Creative Participation
When an individual moves beyond following a model created by someone else, and creates his own model, he has reached the pinnacle of the pyramid: Creative Participation. Even when his works are for amateur use and private display, or he simply rearranges preexisting elements, if he crafts something in a novel way, does something a little differently than it’s ever been done before, he engages in the act of creation. This is man as composer, poet, artist, playwright, photographer, author, chef, filmmaker. This can also be man as social or recreational organizer — he who throws a party, hosts an event, or creates a new club, fraternity, sport, challenge, or tradition.
Nash advised people to spend as much of their leisure time as possible in activities represented by the pyramid’s top three levels — and the higher one could reach, the better.

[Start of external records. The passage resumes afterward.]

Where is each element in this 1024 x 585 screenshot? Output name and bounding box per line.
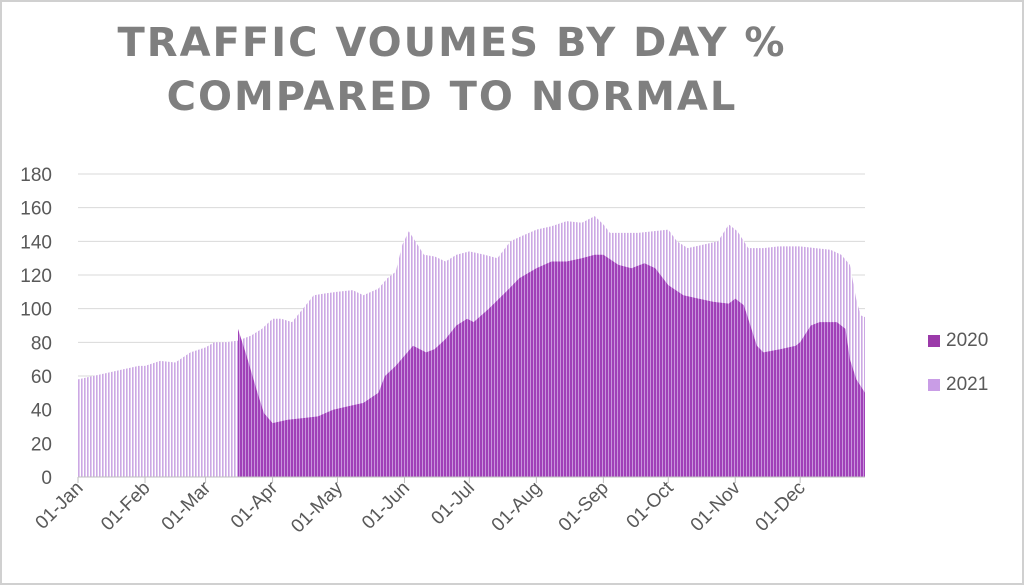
legend-swatch-2020 — [928, 335, 940, 347]
x-tick-label: 01-Mar — [158, 477, 216, 535]
legend-label-2021: 2021 — [946, 374, 989, 395]
chart-title: TRAFFIC VOUMES BY DAY % COMPARED TO NORM… — [117, 20, 787, 120]
y-tick-label: 120 — [20, 266, 52, 287]
y-tick-label: 160 — [20, 199, 52, 220]
y-tick-label: 40 — [31, 401, 52, 422]
legend-item-2021: 2021 — [928, 373, 1018, 397]
x-tick-label: 01-Jun — [358, 478, 414, 534]
x-tick-label: 01-Feb — [97, 478, 154, 535]
x-tick-label: 01-Jul — [427, 478, 478, 529]
y-tick-label: 140 — [20, 232, 52, 253]
legend-swatch-2021 — [928, 379, 940, 391]
y-tick-label: 100 — [20, 300, 52, 321]
legend-label-2020: 2020 — [946, 330, 989, 351]
y-tick-label: 80 — [31, 333, 52, 354]
legend-item-2020: 2020 — [928, 329, 1018, 353]
series-area-2020 — [78, 254, 865, 477]
x-tick-label: 01-Dec — [752, 478, 810, 536]
x-tick-label: 01-Apr — [227, 477, 283, 533]
x-tick-label: 01-Nov — [687, 477, 746, 536]
y-tick-label: 0 — [41, 468, 52, 489]
y-tick-label: 180 — [20, 165, 52, 186]
x-tick-label: 01-Oct — [623, 477, 679, 533]
y-tick-label: 20 — [31, 434, 52, 455]
x-tick-label: 01-Jan — [32, 478, 88, 534]
x-tick-label: 01-May — [287, 477, 347, 537]
x-tick-label: 01-Sep — [555, 478, 613, 536]
x-tick-label: 01-Aug — [488, 478, 546, 536]
y-tick-label: 60 — [31, 367, 52, 388]
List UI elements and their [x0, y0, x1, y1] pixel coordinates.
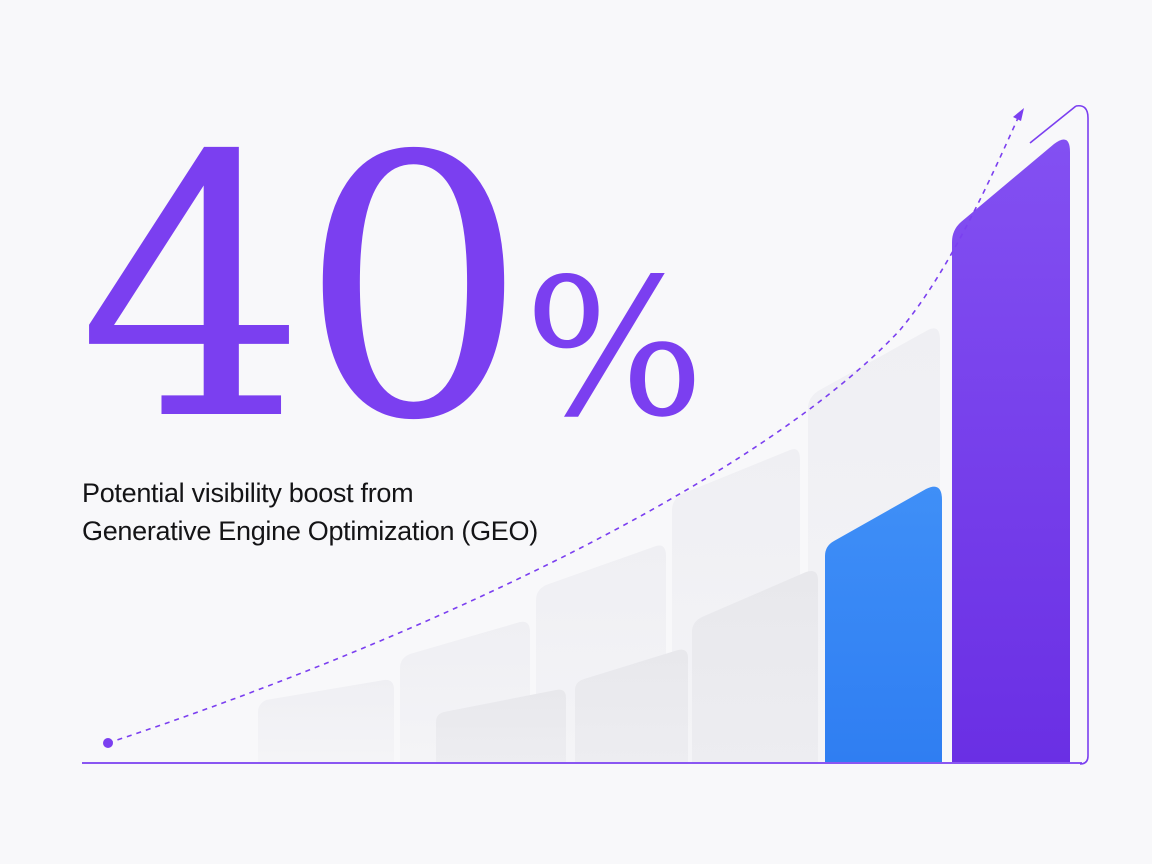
headline-caption: Potential visibility boost from Generati…	[82, 474, 538, 550]
ghost-bars-front	[436, 571, 818, 762]
trend-arrow-icon	[1013, 108, 1024, 121]
ghost-bar	[436, 689, 566, 762]
blue-bar	[825, 486, 942, 762]
caption-line-1: Potential visibility boost from	[82, 478, 414, 508]
caption-line-2: Generative Engine Optimization (GEO)	[82, 516, 538, 546]
ghost-bar	[575, 649, 688, 762]
purple-bar	[952, 139, 1070, 762]
headline-number: 40	[78, 80, 528, 499]
trend-line	[107, 117, 1019, 744]
trend-start-dot	[103, 738, 113, 748]
purple-bar-outline	[1075, 104, 1089, 765]
ghost-bar	[258, 679, 394, 762]
headline-percent-sign: %	[524, 238, 705, 459]
headline-stat: 40%	[78, 110, 705, 470]
purple-bar-outline-top	[1029, 105, 1077, 144]
ghost-bar	[692, 571, 818, 762]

Doing so, he counseled, would provide a counterbalance to the atrophying effects of unchallenging and unstimulating work, scratch one’s “urge to do,” and forge a path to greater fulfillment.
Not only do we, on average, work less than any post-industrialization people, work hours seem poised to decrease even further in the future, and there is talk of a move to a four-day workweek. While such predictions have in fact been posited for more than a century now, the viability of their coming to pass seems greater than ever before.
If our work time is indeed destined to decline further, while our leisure time rises, the use we make of the latter will only increase in importance. Will we be content to sit in the literal and metaphorical grandstands and theater seats, looking on at life, and letting our social, moral, cognitive, and physical capacities atrophy? Or will we be full participants in life — doers rather than viewers, creators rather than consumers — and engage in the skill-developing, body-strengthening, mind-expanding activities that will build us into joyful, well-rounded individuals? The stakes are real; as Nash observes, “In time, the whole character of society will be determined by the way in which the mass of citizens spend their leisure.”